Despite the pressure, the British Board of Film Classification eventually approved the movie for release without cuts, giving it an 18 rating after reviewing the material.

The BBFC describes the film as a drama about a car crash victim who becomes involved with an underground group that fetishizes accidents, and lists strong sex, sex references, and nudity among its content issues.

Even so, Westminster Council chose to block the film from being shown in parts of London, while some theater managers elsewhere, including in Ohio and Norway, also refused to screen it because of its content.

The movie was booed at the Cannes Film Festival.Credit: New Line Cinema

That patchwork reaction meant the film was not banned everywhere, but it did become one of the most talked-about censorship cases of the 1990s.

The whole situation raised a familiar question: where should the line be drawn between disturbing art and material that some people believe should not be shown?

For some critics, the film was not dangerous so much as unpleasant. For others, its mix of sex, wounds, and car crashes felt like it crossed a moral line.

So what exactly was in this movie that caused such a strong response from viewers, critics, newspapers, and local authorities?

The movie in question is “Crash,”, a film about a married couple in an open relationship who have become numb and dissatisfied with their sex lives.

The story changes after one of them survives a serious car crash and develops a strange arousal linked to the accident.

From there, the couple are pulled into a group of people who share the same extreme fascination, turning wrecked cars, scars, danger, and injury into part of their sexual world.

Credit: New Line Cinema

The plot is not built around romance in any normal sense. Instead, it follows people who seem drawn toward risk, pain, and death because those things make them feel something again.

That idea alone was enough to disturb many viewers, but the film’s blunt presentation made the reaction even stronger.

Cronenberg filmed much of it in a detached, almost cold way, which made the sexual material feel less like titillation and more like a study of people losing themselves inside a fixation.

“Crash” became notorious because of its explicit sex scenes, its violent imagery, and the way it linked erotic desire to car crash injuries.
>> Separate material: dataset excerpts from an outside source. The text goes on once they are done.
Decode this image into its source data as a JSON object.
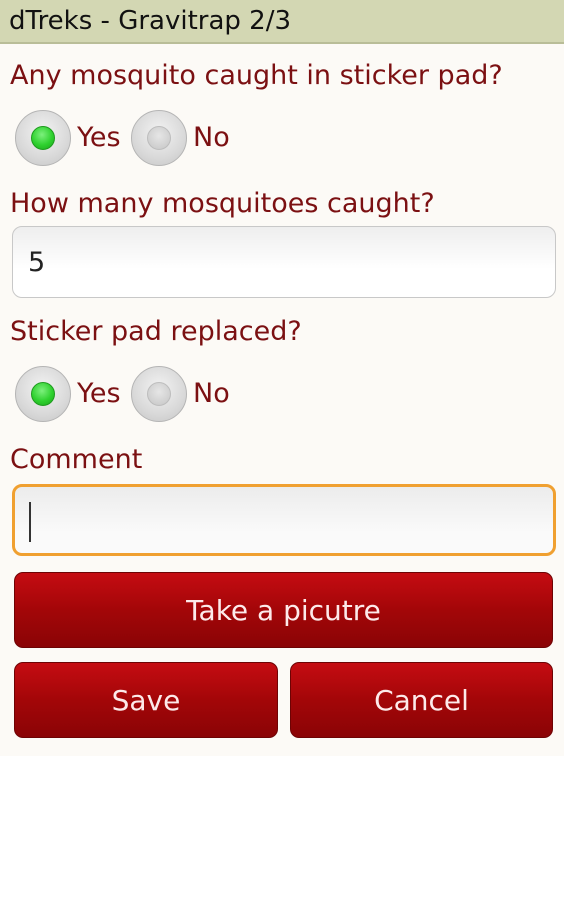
{
  "app": {
    "title": "dTreks - Gravitrap 2/3"
  },
  "questions": {
    "mosquito_caught": {
      "label": "Any mosquito caught in sticker pad?",
      "yes": "Yes",
      "no": "No",
      "selected": "Yes"
    },
    "count": {
      "label": "How many mosquitoes caught?",
      "value": "5"
    },
    "pad_replaced": {
      "label": "Sticker pad replaced?",
      "yes": "Yes",
      "no": "No",
      "selected": "Yes"
    },
    "comment": {
      "label": "Comment",
      "value": ""
    }
  },
  "buttons": {
    "take_picture": "Take a picutre",
    "save": "Save",
    "cancel": "Cancel"
  },
  "colors": {
    "accent": "#7b1012",
    "button": "#a30608",
    "focus": "#f0a030",
    "radio_on": "#2fd12f",
    "titlebar": "#d3d7b3"
  }
}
One of the most shocking scenes shows a man engaging sexually with a woman’s leg scar, which she received in a car accident. It is the kind of moment that explains why many people found the film so hard to watch.

The movie’s later scenes push the idea even further, suggesting that for some of these characters, the ultimate thrill may be to die in a crash. That extreme theme is a major reason the film became so divisive.

The film follows people who are turned on by car crashes.Credit: New Line Cinema

It was not just a graphic film; it was a film that asked audiences to sit with a desire most people would rather not think about at all.

Even with the public outrage and the campaign against it, the film was never completely banned across the UK, though it did face local restrictions.

Roger Ebert, one of the most respected film critics of the time, gave the movie serious attention rather than writing it off as shock for shock’s sake. In his review, he described “Crash” as “challenging, courageous, and original,” and called it a “strange and insightful dissection of the mechanics of pornography.”

That did not mean he found it easy or enjoyable. His reaction captured the strange space the film occupied: respected by some as daring cinema, but rejected by others as deeply unpleasant.

Ebert respected the film’s nerve, even though he admitted, “I admired it, although I cannot say I ‘liked’ it.”

“Crash” remains one of those movies that splits people sharply. Some see it as a brave and original piece of cinema, while others see it as graphic, cold, and needlessly disturbing.

For anyone curious about the controversy, “Crash” still stands as a major example of how far filmmakers can push audiences, and how quickly a movie can become part of a much bigger argument about art, sex, censorship, and public taste.